Which sphere is fastest?

For X or Z: Final speed would be:$\sqrt{v^2+2gH}$(Using equation of motion for a uniformly accelerated motion). For Y , you saw, the net speed would be the resultant of horizontal and vertical components: $\sqrt{v^2+(\sqrt{2gH})^2}$.(horizontal component is v, and vertical is $\sqrt{2gH}$. So, kinematics and energy conservation don't contradict! Good efforts, though.

Note: you would have observed, how energy conservation is more convenient to use in such situations. Makes life easier!

Your logic seems to be the following:

Suppose that the velocity that a ball would reach if it were just dropped is $v_1$. Suppose that it's instead thrown with velocity $v_2$. The velocity of the horizontally thrown ball will be $\sqrt{v_1^2+v_2^2}$, but the velocity of the vertically thrown ball will be $v_1+v_2$. Since $v_1+v_2 \neq \sqrt{v_1^2+v_2^2}$, we have a contradiction.

There are a few problems with that.

One is that you didn't explicitly state your claim that the vertically thrown ball will have velocity $v_1+v_2$. It's important to make your reasoning as explicit as possible, not only so other people can follow, but also because it makes it more likely that you yourself will spot your error.
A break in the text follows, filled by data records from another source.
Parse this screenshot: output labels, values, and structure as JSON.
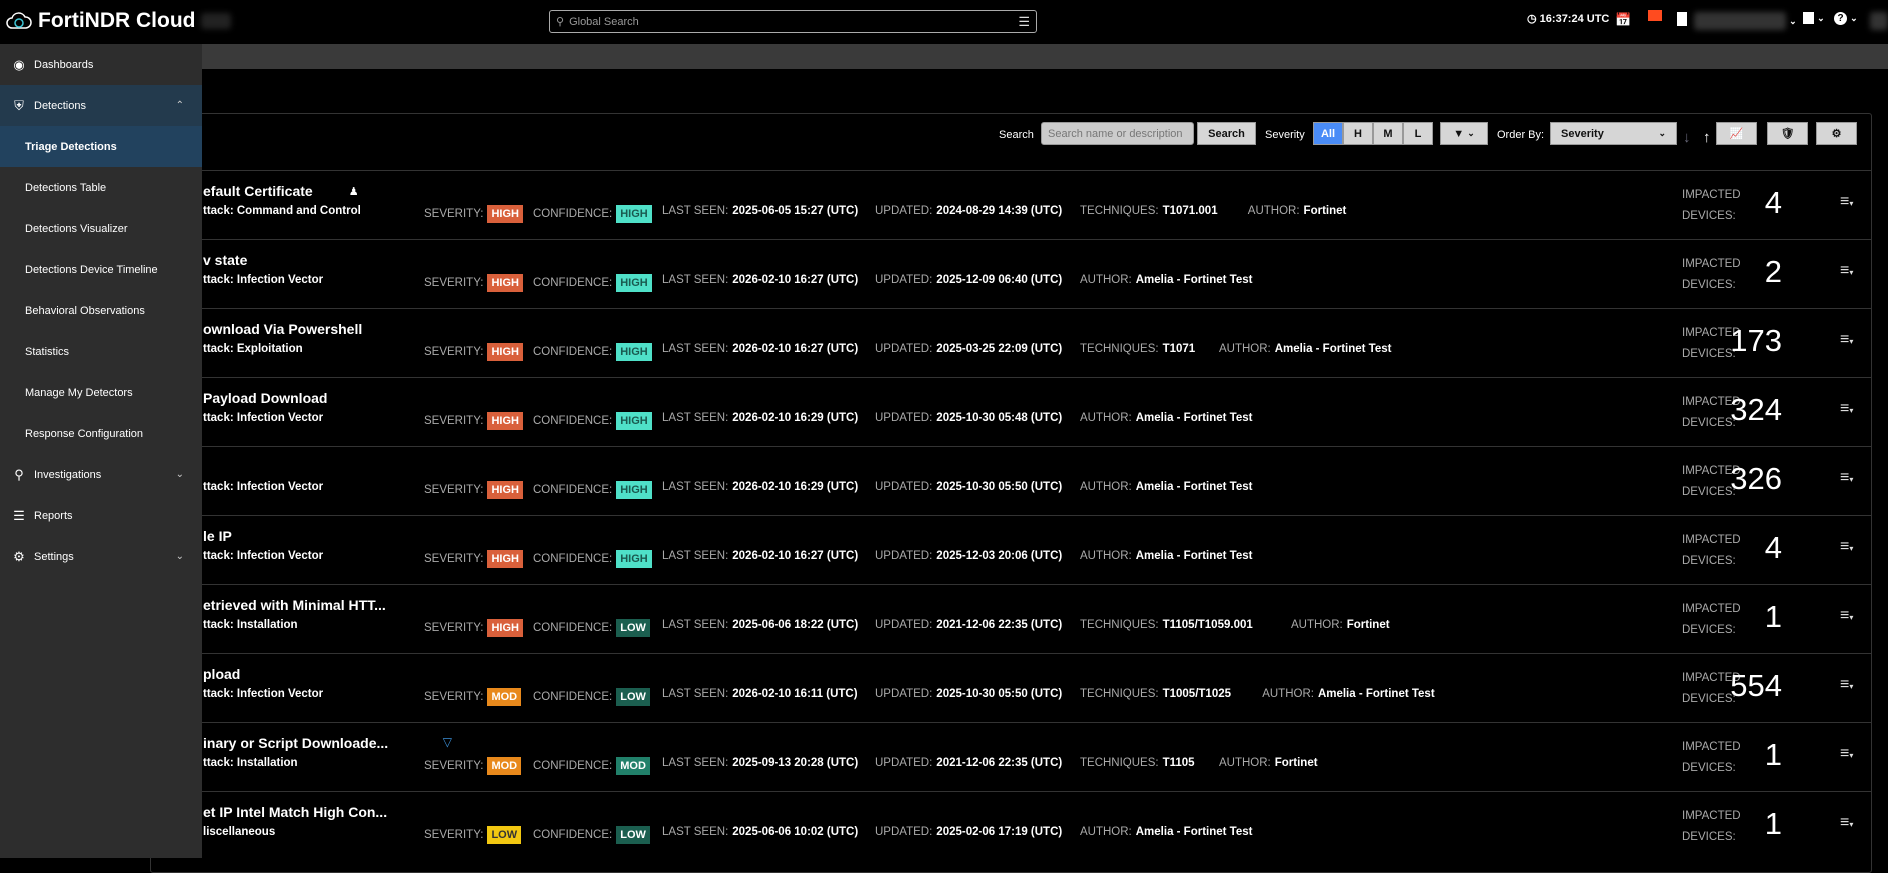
{
  "header": {
    "app_title": "FortiNDR Cloud",
    "search_placeholder": "Global Search",
    "time": "16:37:24 UTC"
  },
  "sidebar": {
    "items": [
      {
        "label": "Dashboards",
        "icon": "dashboard-icon",
        "type": "section"
      },
      {
        "label": "Detections",
        "icon": "shield-icon",
        "type": "section",
        "expanded": true
      },
      {
        "label": "Triage Detections",
        "type": "sub",
        "active": true
      },
      {
        "label": "Detections Table",
        "type": "sub"
      },
      {
        "label": "Detections Visualizer",
        "type": "sub"
      },
      {
        "label": "Detections Device Timeline",
        "type": "sub"
      },
      {
        "label": "Behavioral Observations",
        "type": "sub"
      },
      {
        "label": "Statistics",
        "type": "sub"
      },
      {
        "label": "Manage My Detectors",
        "type": "sub"
      },
      {
        "label": "Response Configuration",
        "type": "sub"
      },
      {
        "label": "Investigations",
        "icon": "search-icon",
        "type": "section",
        "expandable": true
      },
      {
        "label": "Reports",
        "icon": "layers-icon",
        "type": "section"
      },
      {
        "label": "Settings",
        "icon": "gear-icon",
        "type": "section",
        "expandable": true
      }
    ]
  },
  "toolbar": {
    "search_label": "Search",
    "search_placeholder": "Search name or description",
    "search_button": "Search",
    "severity_label": "Severity",
    "severity_options": [
      "All",
      "H",
      "M",
      "L"
    ],
    "severity_selected": "All",
    "order_label": "Order By:",
    "order_value": "Severity"
  },
  "labels": {
    "severity": "SEVERITY:",
    "confidence": "CONFIDENCE:",
    "last_seen": "LAST SEEN:",
    "updated": "UPDATED:",
    "techniques": "TECHNIQUES:",
    "author": "AUTHOR:",
    "impacted1": "IMPACTED",
    "impacted2": "DEVICES:"
  },
  "colors": {
    "HIGH_sev": "#d9603b",
    "MOD_sev": "#e8891c",
    "LOW_sev": "#f2c811",
    "HIGH_conf": "#4fe0c8",
    "MOD_conf": "#21806a",
    "LOW_conf": "#1b5e4f",
    "accent": "#4a8cf7"
  },
  "detections": [
    {
      "title": "efault Certificate",
      "title_icon": "user-gear-icon",
      "category": "ttack: Command and Control",
      "severity": "HIGH",
      "confidence": "HIGH",
      "last_seen": "2025-06-05 15:27 (UTC)",
      "updated": "2024-08-29 14:39 (UTC)",
      "techniques": "T1071.001",
      "author": "Fortinet",
      "devices": "4"
    },
    {
      "title": "v state",
      "category": "ttack: Infection Vector",
      "severity": "HIGH",
      "confidence": "HIGH",
      "last_seen": "2026-02-10 16:27 (UTC)",
      "updated": "2025-12-09 06:40 (UTC)",
      "author": "Amelia - Fortinet Test",
      "devices": "2"
    },
    {
      "title": "ownload Via Powershell",
      "category": "ttack: Exploitation",
      "severity": "HIGH",
      "confidence": "HIGH",
      "last_seen": "2026-02-10 16:27 (UTC)",
      "updated": "2025-03-25 22:09 (UTC)",
      "techniques": "T1071",
      "author": "Amelia - Fortinet Test",
      "devices": "173"
    },
    {
      "title": "Payload Download",
      "category": "ttack: Infection Vector",
      "severity": "HIGH",
      "confidence": "HIGH",
      "last_seen": "2026-02-10 16:29 (UTC)",
      "updated": "2025-10-30 05:48 (UTC)",
      "author": "Amelia - Fortinet Test",
      "devices": "324"
    },
    {
      "title": "",
      "category": "ttack: Infection Vector",
      "severity": "HIGH",
      "confidence": "HIGH",
      "last_seen": "2026-02-10 16:29 (UTC)",
      "updated": "2025-10-30 05:50 (UTC)",
      "author": "Amelia - Fortinet Test",
      "devices": "326"
    },
    {
      "title": "le IP",
      "category": "ttack: Infection Vector",
      "severity": "HIGH",
      "confidence": "HIGH",
      "last_seen": "2026-02-10 16:27 (UTC)",
      "updated": "2025-12-03 20:06 (UTC)",
      "author": "Amelia - Fortinet Test",
      "devices": "4"
    },
    {
      "title": "etrieved with Minimal HTT...",
      "category": "ttack: Installation",
      "severity": "HIGH",
      "confidence": "LOW",
      "last_seen": "2025-06-06 18:22 (UTC)",
      "updated": "2021-12-06 22:35 (UTC)",
      "techniques": "T1105/T1059.001",
      "author": "Fortinet",
      "devices": "1"
    },
    {
      "title": "pload",
      "category": "ttack: Infection Vector",
      "severity": "MOD",
      "confidence": "LOW",
      "last_seen": "2026-02-10 16:11 (UTC)",
      "updated": "2025-10-30 05:50 (UTC)",
      "techniques": "T1005/T1025",
      "author": "Amelia - Fortinet Test",
      "devices": "554"
    },
    {
      "title": "inary or Script Downloade...",
      "title_icon": "filter-icon",
      "category": "ttack: Installation",
      "severity": "MOD",
      "confidence": "MOD",
      "last_seen": "2025-09-13 20:28 (UTC)",
      "updated": "2021-12-06 22:35 (UTC)",
      "techniques": "T1105",
      "author": "Fortinet",
      "devices": "1"
    },
    {
      "title": "et IP Intel Match High Con...",
      "category": "liscellaneous",
      "severity": "LOW",
      "confidence": "LOW",
      "last_seen": "2025-06-06 10:02 (UTC)",
      "updated": "2025-02-06 17:19 (UTC)",
      "author": "Amelia - Fortinet Test",
      "devices": "1"
    }
  ]
}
The other problem is that this claim is wrong. There are several ways of seeing this:

-Momentum equation Impulse, or change in momentum, is equal to $force \times time$. The ball thrown downwards will be in the air less time than the dropped ball, so the gravitational force will be acting for less time. Thus, the impulse imparted by gravity to the thrown ball will be less than the impulse imparted to the dropped ball, and thus the change in velocity will be smaller.

-Conservation of energy The dropped ball starts out with an energy of $PE = mgh$, and ends with an energy of $KE = \frac 12 mv_1^2$. So $mgh = \frac 12 mv_1^2$. The thrown ball starts out with an energy of $KE+PE = \frac 12 mv_2^2+mgh$. We can then substitute $mgh = \frac 12 mv_1^2$ into that equation and get the the thrown ball starts out withh $KE+PE = \frac 12 mv_2^2+\frac 12 mv_1^2$. If its final velocity is $v_3$, then by conservation of energy we have $\frac 12 mv_3^2 = \frac 12 mv_2^2+\frac 12 mv_1^2$. Canceling out the $\frac12 m$, we get that $v_3^2 = \ v_2^2+v_1^2$, or $v_3= \sqrt{v_1^2+v_2^2}$, which is the same as for the horizontally thrown ball.
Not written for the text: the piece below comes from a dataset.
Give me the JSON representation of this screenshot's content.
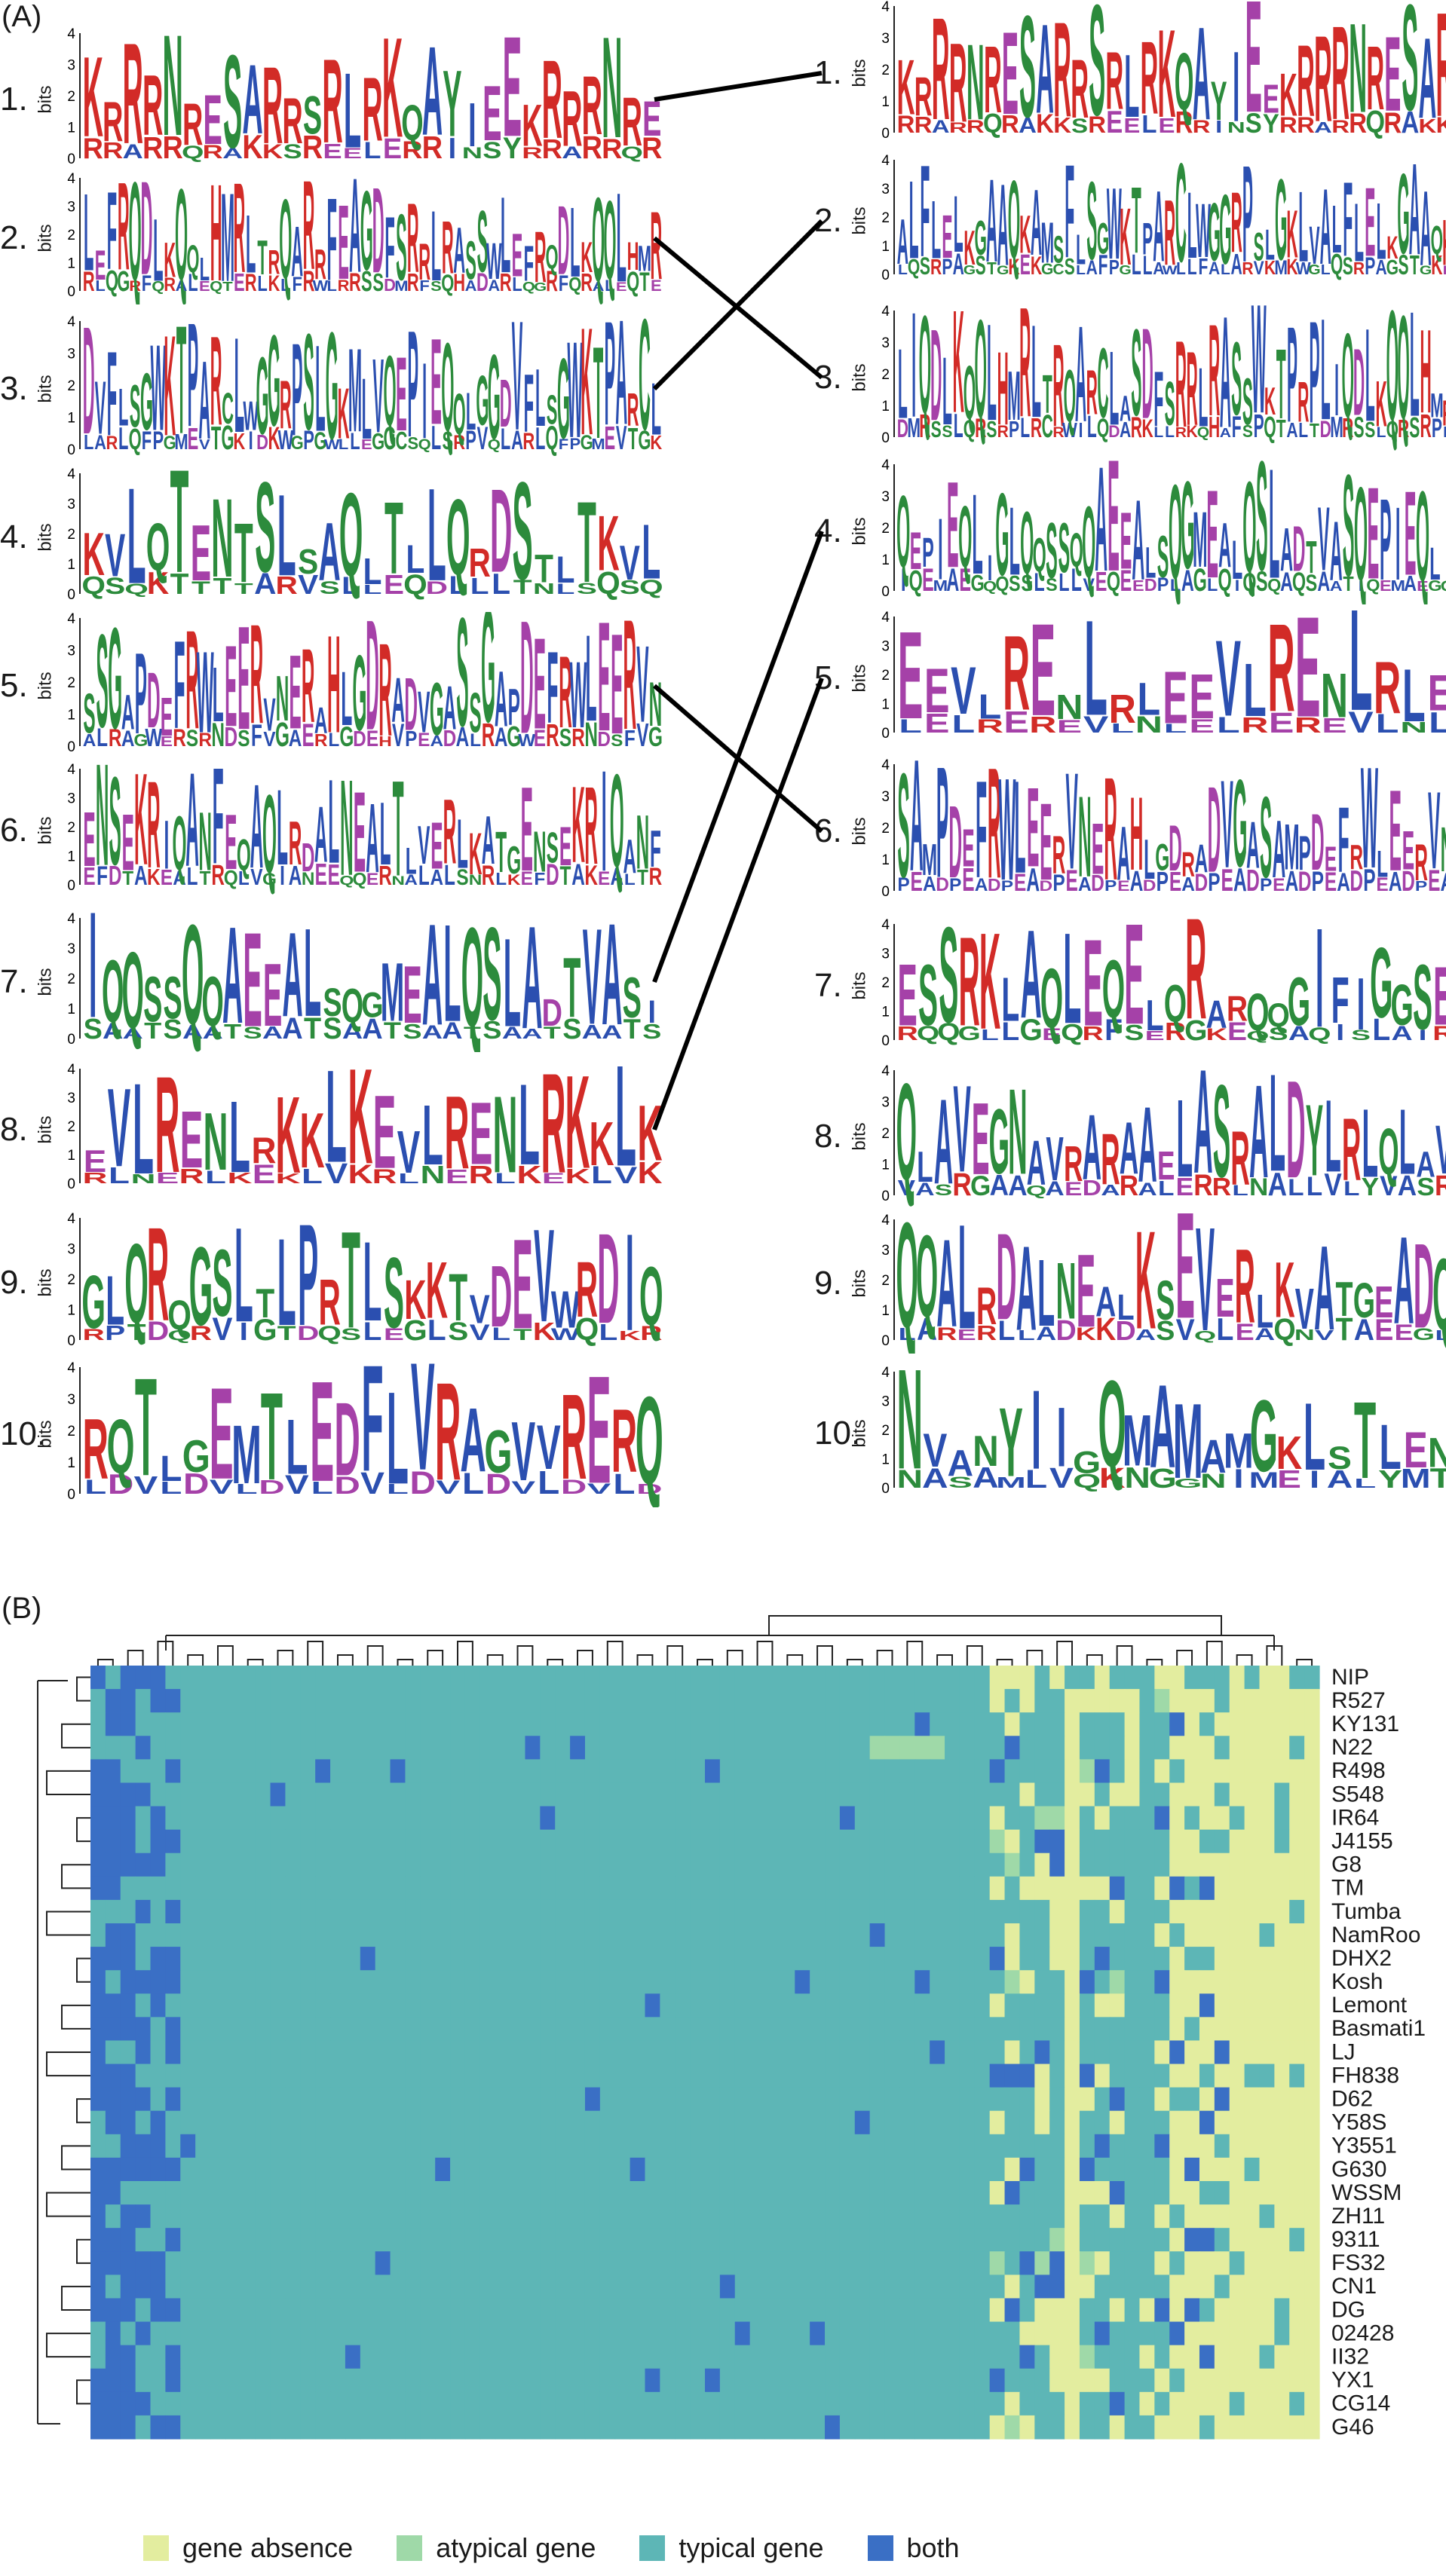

-Kinematics equations You should be familiar with the formula that for constant acceleration, $v_{final}^2-v_{initial}^2=2ad$. This can be derived from conservation of energy similar as above, or by using calculus. This gives $v_{final}^2=v_{initial}^2+other stuff$ rather than $v_{final}=v_{initial}+other stuff$, as you seem to be assuming.

So, the takeaway is that often, it's not velocities, but the squares of velocities, that add.